La secuenciación masiva de firmas paralelas ( MPSS ) es un procedimiento que se utiliza para identificar y cuantificar transcripciones de ARNm , lo que da como resultado datos similares al análisis en serie de la expresión génica (SAGE), aunque emplea una serie de pasos bioquímicos y de secuenciación que son sustancialmente diferentes.
MPSS es un método para determinar los niveles de expresión de ARNm contando el número de moléculas de ARNm individuales producidas por cada gen. Es "abierto" en el sentido de que la identidad de los ARN que se van a medir no está predeterminada como ocurre con los microarrays de expresión genética .
Primero se convierte una muestra de ARNm en ADN complementario ( ADNc ) mediante transcriptasa inversa , lo que facilita las manipulaciones posteriores. Estos ADNc se fusionan a una pequeña "etiqueta" de oligonucleótido que permite amplificar el ADNc por PCR y luego acoplarlo a microperlas. Después de varias rondas de determinación de la secuencia, mediante la hibridación de sondas marcadas con fluorescencia, se determina una firma de secuencia de aproximadamente 16 a 20 pb de cada perla. Las imágenes fluorescentes capturan la señal de todas las perlas, mientras están fijadas a una superficie bidimensional, por lo que las secuencias de ADN se determinan a partir de todas las perlas en paralelo. Hay cierta amplificación del material de partida por lo que, al final, se obtienen aproximadamente 1.000.000 de lecturas de secuencia por experimento. [1]

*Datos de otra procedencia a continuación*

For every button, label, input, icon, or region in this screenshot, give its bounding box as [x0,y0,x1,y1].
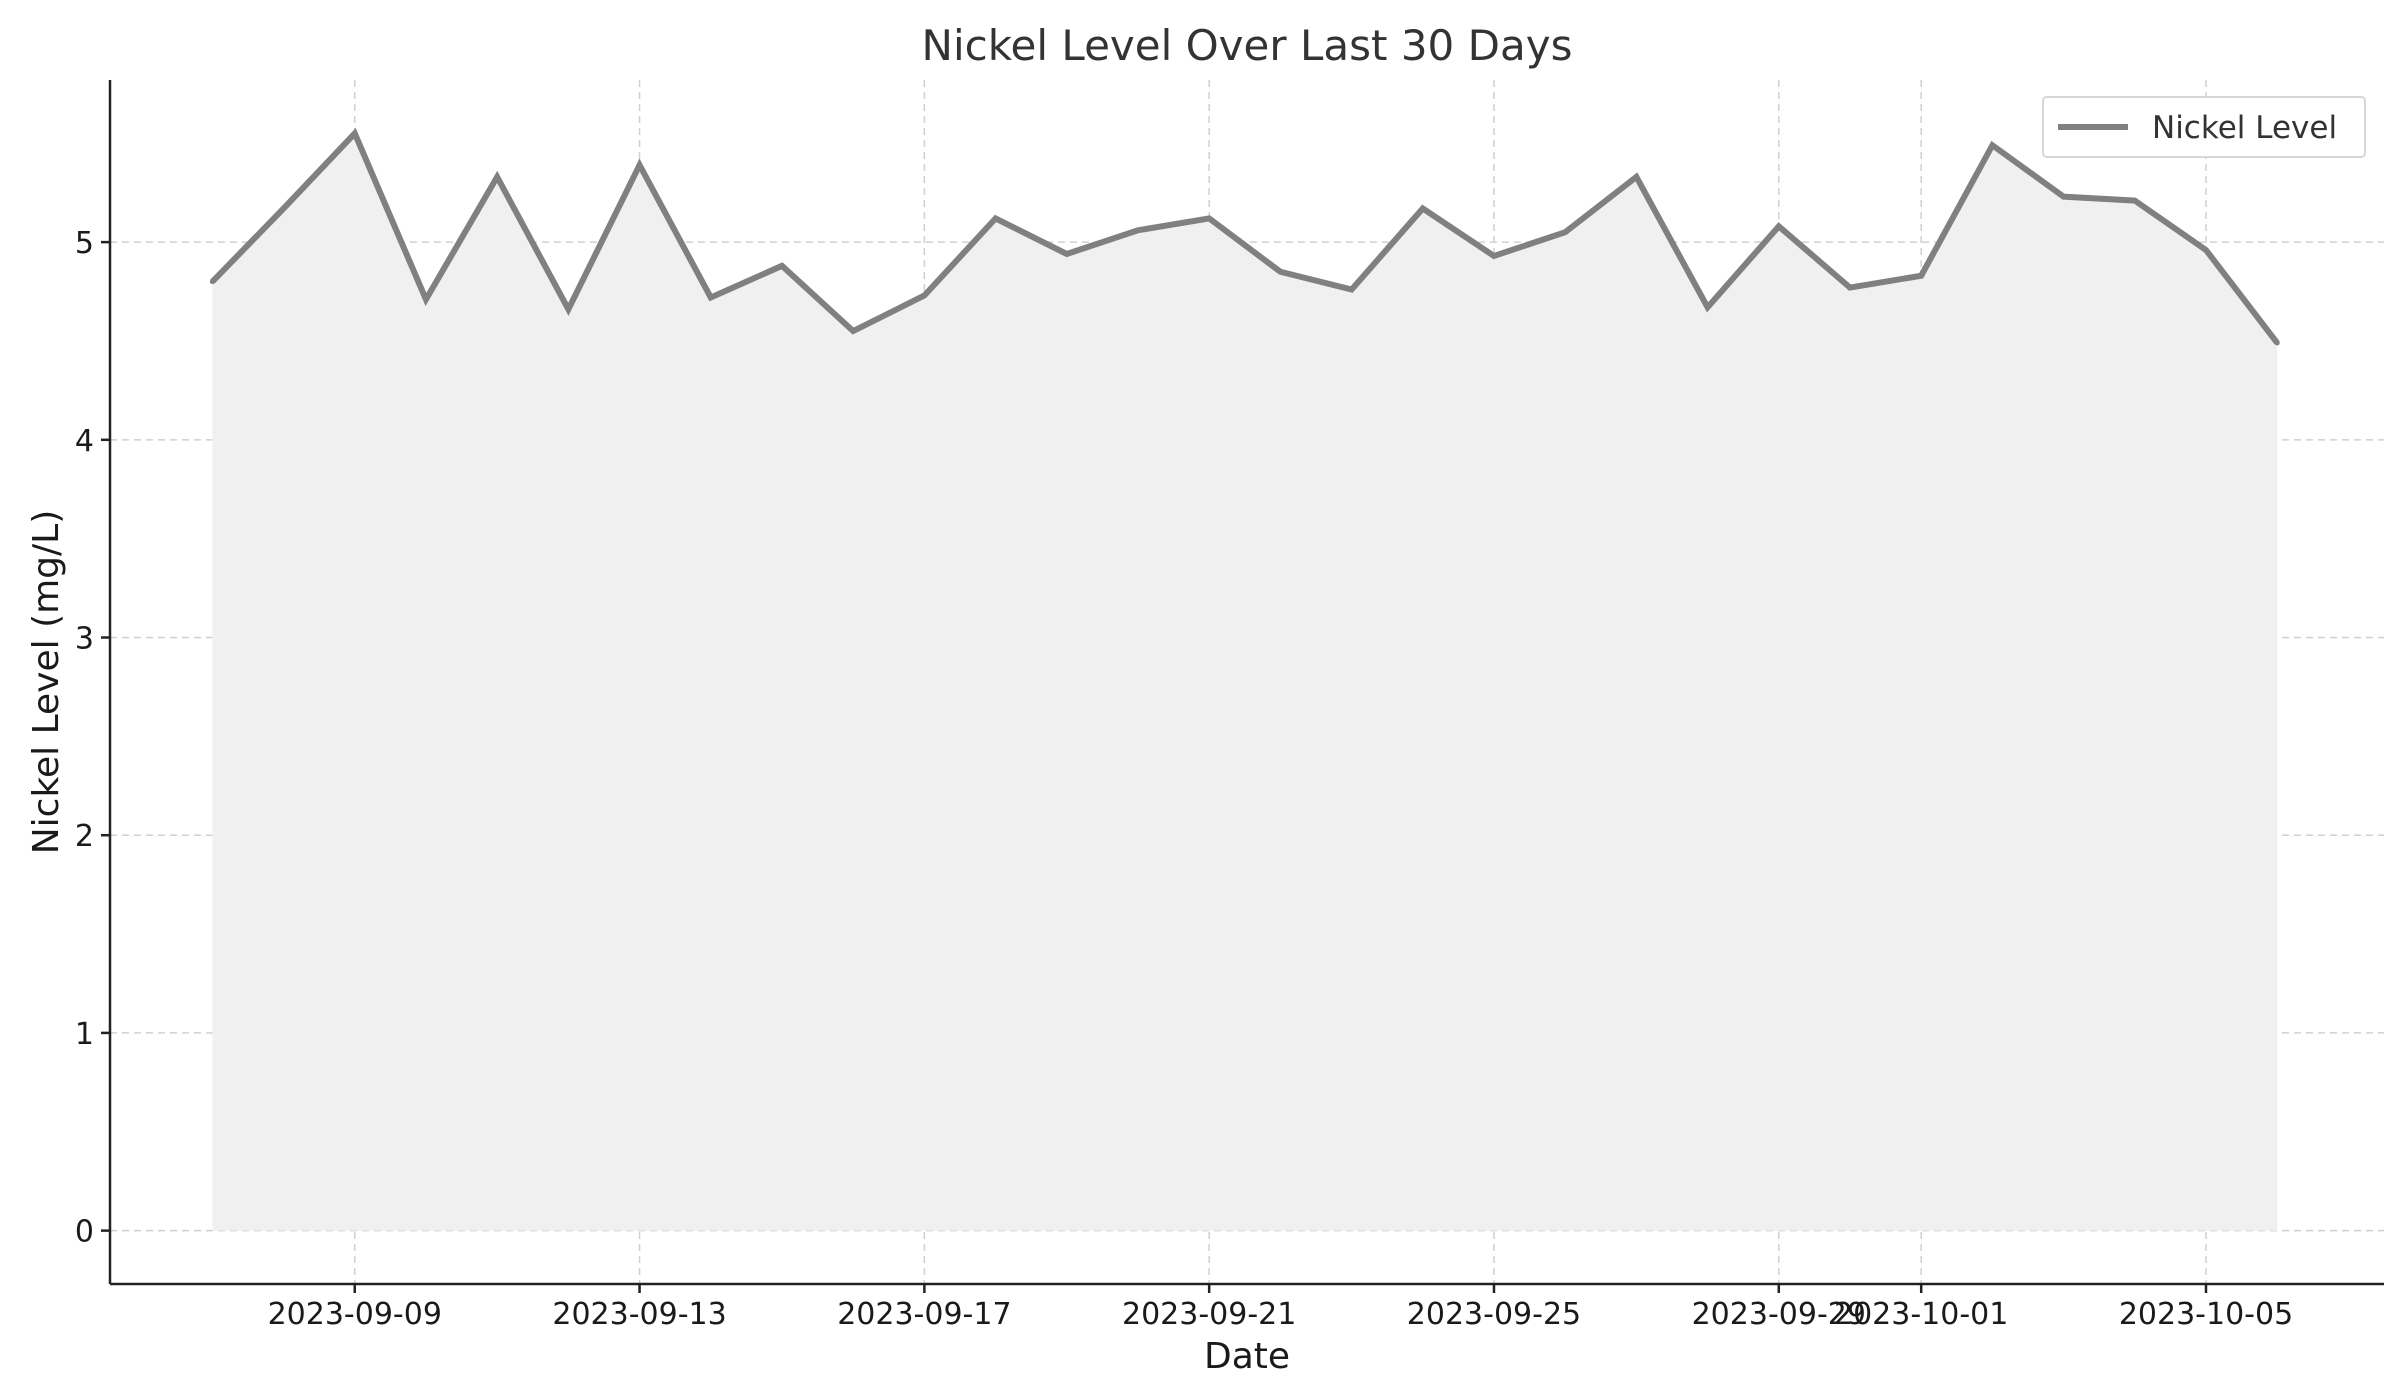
data-point [1918,273,1924,279]
x-ticks: 2023-09-09 2023-09-13 2023-09-17 2023-09-21… [268,1284,2293,1332]
x-tick-label: 2023-09-13 [552,1297,726,1332]
data-point [1562,229,1568,235]
data-point [708,294,714,300]
data-point [2061,194,2067,200]
y-tick-label: 4 [75,424,94,459]
data-point [1491,253,1497,259]
data-point [565,306,571,312]
x-tick-label: 2023-10-05 [2119,1297,2293,1332]
data-point [1135,227,1141,233]
y-tick-label: 1 [75,1017,94,1052]
data-point [779,263,785,269]
data-point [850,328,856,334]
data-point [1989,142,1995,148]
legend: Nickel Level [2042,96,2366,158]
plot-area [209,128,2280,1231]
x-axis-label: Date [1204,1336,1290,1377]
data-point [1277,269,1283,275]
y-tick-label: 3 [75,622,94,657]
data-point [1349,287,1355,293]
y-ticks: 0 1 2 3 4 5 [75,226,110,1250]
data-point [352,130,358,136]
data-point [993,215,999,221]
data-point [494,174,500,180]
data-point [1847,285,1853,291]
data-point [2132,198,2138,204]
y-tick-label: 2 [75,819,94,854]
y-tick-label: 5 [75,226,94,261]
data-point [209,279,215,285]
data-point [1206,215,1212,221]
series-area-fill [212,133,2278,1231]
data-point [423,296,429,302]
series-line [210,128,2280,345]
x-tick-label: 2023-09-29 [1692,1297,1866,1332]
data-point [281,206,287,212]
data-point [1776,223,1782,229]
chart-title: Nickel Level Over Last 30 Days [922,21,1573,70]
x-tick-label: 2023-09-17 [837,1297,1011,1332]
axes [108,80,2384,1286]
x-tick-label: 2023-09-21 [1122,1297,1296,1332]
data-point [637,162,643,168]
legend-box [2042,96,2366,158]
data-point [1064,251,1070,257]
data-point [2203,247,2209,253]
x-tick-label: 2023-09-25 [1407,1297,1581,1332]
data-point [2274,340,2280,346]
x-tick-label: 2023-10-01 [1834,1297,2008,1332]
y-tick-label: 0 [75,1215,94,1250]
data-point [1420,206,1426,212]
data-point [1705,304,1711,310]
y-axis-label: Nickel Level (mg/L) [26,510,67,855]
x-tick-label: 2023-09-09 [268,1297,442,1332]
legend-label: Nickel Level [2152,110,2337,146]
data-point [1633,174,1639,180]
data-point [921,292,927,298]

MPSS permite identificar las transcripciones de ARNm mediante la generación de una secuencia distintiva de 17 a 20 pb ( par de bases ) adyacente al extremo 3' del sitio más 3' de la enzima de restricción designada (comúnmente Sau3A o DpnII ). Cada secuencia característica se clona en una entre un millón de microperlas . La técnica garantiza que solo haya un tipo de secuencia de ADN en una microperla. Entonces, si hay 50 copias de una transcripción específica en la muestra biológica, estas transcripciones se capturarán en 50 microperlas diferentes, cada una de las cuales contendrá aproximadamente 100.000 copias amplificadas de la secuencia distintiva específica. Luego, las microperlas se disponen en una celda de flujo para su secuenciación y cuantificación. Las firmas de secuencia se descifran mediante la identificación paralela de cuatro bases mediante hibridación con codificadores marcados con fluorescencia (Figura 5). Cada uno de los codificadores tiene una etiqueta única que se detecta después de la hibridación tomando una imagen de la matriz de microperlas. El siguiente paso es escindir y eliminar ese conjunto de cuatro bases y revelar las siguientes cuatro bases para una nueva ronda de hibridación con codificadores y adquisición de imágenes. El resultado bruto es una lista de secuencias distintivas de 17 a 20 pb, que se pueden anotar en el genoma humano para la identificación de genes.
La secuencia de etiqueta más larga confiere una mayor especificidad que la etiqueta SAGE clásica de 9 a 10 pb . El nivel de expresión genética única está representado por el recuento de transcripciones presentes por millón de moléculas, similar a la producción de SAGE. Una ventaja significativa es el mayor tamaño de la biblioteca en comparación con SAGE. Una biblioteca MPSS suele contener 1 millón de etiquetas de firma, que es aproximadamente 20 veces el tamaño de una biblioteca SAGE. Algunas de las desventajas relacionadas con SAGE también se aplican a MPSS, como la pérdida de ciertas transcripciones debido a la falta de un sitio de reconocimiento de enzimas de restricción y la ambigüedad en la anotación de etiquetas. La alta sensibilidad y la expresión genética absoluta ciertamente favorecen el MPSS. Sin embargo, la tecnología sólo está disponible a través de Lynxgen Therapeutics, Inc. (luego Solexa Inc hasta 2006 y luego Illumina ).